Piia: Yes, those are Fellow cups. The Fellow is a USA company that produces coffee equipment. The design of their Monty cups has won some prestigious awards. They are made from double-wall ceramics with a copper or granite bottom. They keep your coffee hot for a longer time. Also, they are stackable, durable and perfect for latte art. You can even customize them for branding.
Small company with big goals and great marketing
EC: How many people work at the Coffee People?
EC: I expected at least 50.
Piia: No, no. This is a small company. We’re slowly expanding, but our main focus is roasting the coffee and strengthening the relationships with the small coffee farmers.

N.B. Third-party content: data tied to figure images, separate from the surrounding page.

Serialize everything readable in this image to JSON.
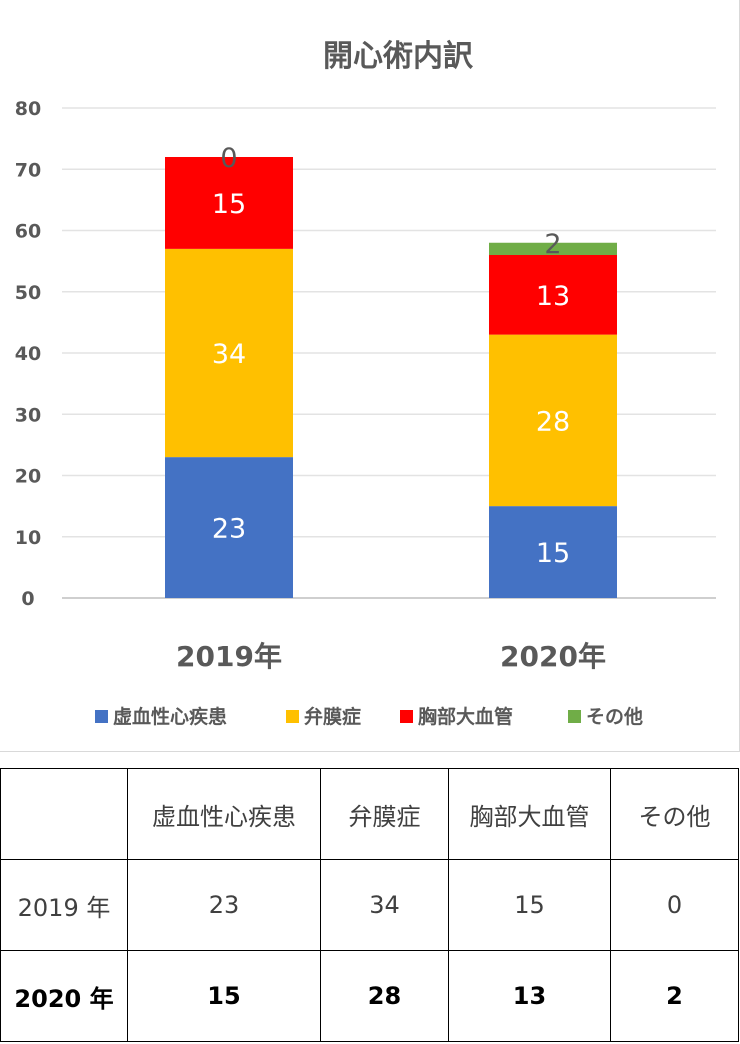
{
  "chart_data": {
    "type": "bar",
    "stacked": true,
    "title": "開心術内訳",
    "categories": [
      "2019年",
      "2020年"
    ],
    "series": [
      {
        "name": "虚血性心疾患",
        "color": "#4472c4",
        "values": [
          23,
          15
        ]
      },
      {
        "name": "弁膜症",
        "color": "#ffc000",
        "values": [
          34,
          28
        ]
      },
      {
        "name": "胸部大血管",
        "color": "#ff0000",
        "values": [
          15,
          13
        ]
      },
      {
        "name": "その他",
        "color": "#70ad47",
        "values": [
          0,
          2
        ]
      }
    ],
    "ylim": [
      0,
      80
    ],
    "yticks": [
      "0",
      "10",
      "20",
      "30",
      "40",
      "50",
      "60",
      "70",
      "80"
    ],
    "grid": true,
    "legend_position": "bottom",
    "data_labels": true
  },
  "table": {
    "headers": [
      "",
      "虚血性心疾患",
      "弁膜症",
      "胸部大血管",
      "その他"
    ],
    "rows": [
      {
        "label": "2019 年",
        "values": [
          "23",
          "34",
          "15",
          "0"
        ]
      },
      {
        "label": "2020 年",
        "values": [
          "15",
          "28",
          "13",
          "2"
        ]
      }
    ]
  }
}
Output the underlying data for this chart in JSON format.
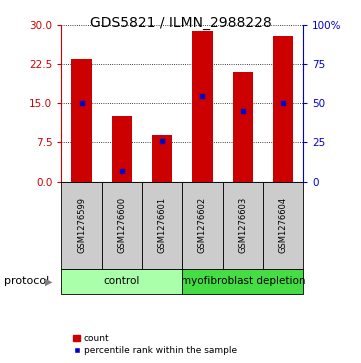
{
  "title": "GDS5821 / ILMN_2988228",
  "samples": [
    "GSM1276599",
    "GSM1276600",
    "GSM1276601",
    "GSM1276602",
    "GSM1276603",
    "GSM1276604"
  ],
  "counts": [
    23.5,
    12.5,
    9.0,
    29.0,
    21.0,
    28.0
  ],
  "percentile_ranks": [
    50,
    7,
    26,
    55,
    45,
    50
  ],
  "ylim_left": [
    0,
    30
  ],
  "ylim_right": [
    0,
    100
  ],
  "yticks_left": [
    0,
    7.5,
    15,
    22.5,
    30
  ],
  "yticks_right": [
    0,
    25,
    50,
    75,
    100
  ],
  "bar_color": "#cc0000",
  "dot_color": "#0000cc",
  "bar_width": 0.5,
  "groups": [
    {
      "label": "control",
      "n": 3,
      "color": "#aaffaa"
    },
    {
      "label": "myofibroblast depletion",
      "n": 3,
      "color": "#44dd44"
    }
  ],
  "protocol_label": "protocol",
  "legend_count_label": "count",
  "legend_percentile_label": "percentile rank within the sample",
  "tick_area_bg": "#cccccc",
  "left_tick_color": "#cc0000",
  "right_tick_color": "#0000cc",
  "title_fontsize": 10,
  "tick_fontsize": 7.5,
  "sample_fontsize": 6,
  "protocol_fontsize": 8,
  "legend_fontsize": 6.5
}
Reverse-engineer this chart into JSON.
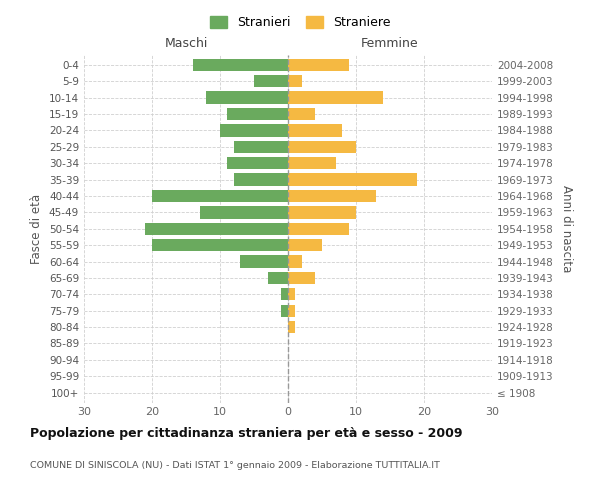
{
  "age_groups": [
    "100+",
    "95-99",
    "90-94",
    "85-89",
    "80-84",
    "75-79",
    "70-74",
    "65-69",
    "60-64",
    "55-59",
    "50-54",
    "45-49",
    "40-44",
    "35-39",
    "30-34",
    "25-29",
    "20-24",
    "15-19",
    "10-14",
    "5-9",
    "0-4"
  ],
  "birth_years": [
    "≤ 1908",
    "1909-1913",
    "1914-1918",
    "1919-1923",
    "1924-1928",
    "1929-1933",
    "1934-1938",
    "1939-1943",
    "1944-1948",
    "1949-1953",
    "1954-1958",
    "1959-1963",
    "1964-1968",
    "1969-1973",
    "1974-1978",
    "1979-1983",
    "1984-1988",
    "1989-1993",
    "1994-1998",
    "1999-2003",
    "2004-2008"
  ],
  "maschi": [
    0,
    0,
    0,
    0,
    0,
    1,
    1,
    3,
    7,
    20,
    21,
    13,
    20,
    8,
    9,
    8,
    10,
    9,
    12,
    5,
    14
  ],
  "femmine": [
    0,
    0,
    0,
    0,
    1,
    1,
    1,
    4,
    2,
    5,
    9,
    10,
    13,
    19,
    7,
    10,
    8,
    4,
    14,
    2,
    9
  ],
  "maschi_color": "#6aaa5e",
  "femmine_color": "#f5b942",
  "bg_color": "#ffffff",
  "grid_color": "#d0d0d0",
  "title": "Popolazione per cittadinanza straniera per età e sesso - 2009",
  "subtitle": "COMUNE DI SINISCOLA (NU) - Dati ISTAT 1° gennaio 2009 - Elaborazione TUTTITALIA.IT",
  "ylabel_left": "Fasce di età",
  "ylabel_right": "Anni di nascita",
  "label_maschi": "Maschi",
  "label_femmine": "Femmine",
  "legend_stranieri": "Stranieri",
  "legend_straniere": "Straniere",
  "xlim": 30,
  "bar_height": 0.75
}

EC: Did you know that Coffee People is the second most Googled coffee-related term in Estonia? The first one is, of course, coffee.
Piia: Yes, yes, I do. And it has taken a lot of time. We have to say big thanks to our previous marketing person, she did a fantastic job. But yeah, it has taken time. Over the last 10+ years, we have made a mark on the coffee industry, at least here in Estonia. People know what they get when they buy a coffee from us, and they will never settle for anything less.
EC: To wrap this up. It has been a pleasure. Thank you very much for your time.
Piia: Yes. Ok, well, have a good weekend. Thank you. Bye.
This was the most comfortable Zoom interview I had in a while. Thank you, Piia, for this opportunity. We learned so much about Coffee People, and we can’t wait for the roastery tour. We’ll post all the pictures here, we promise.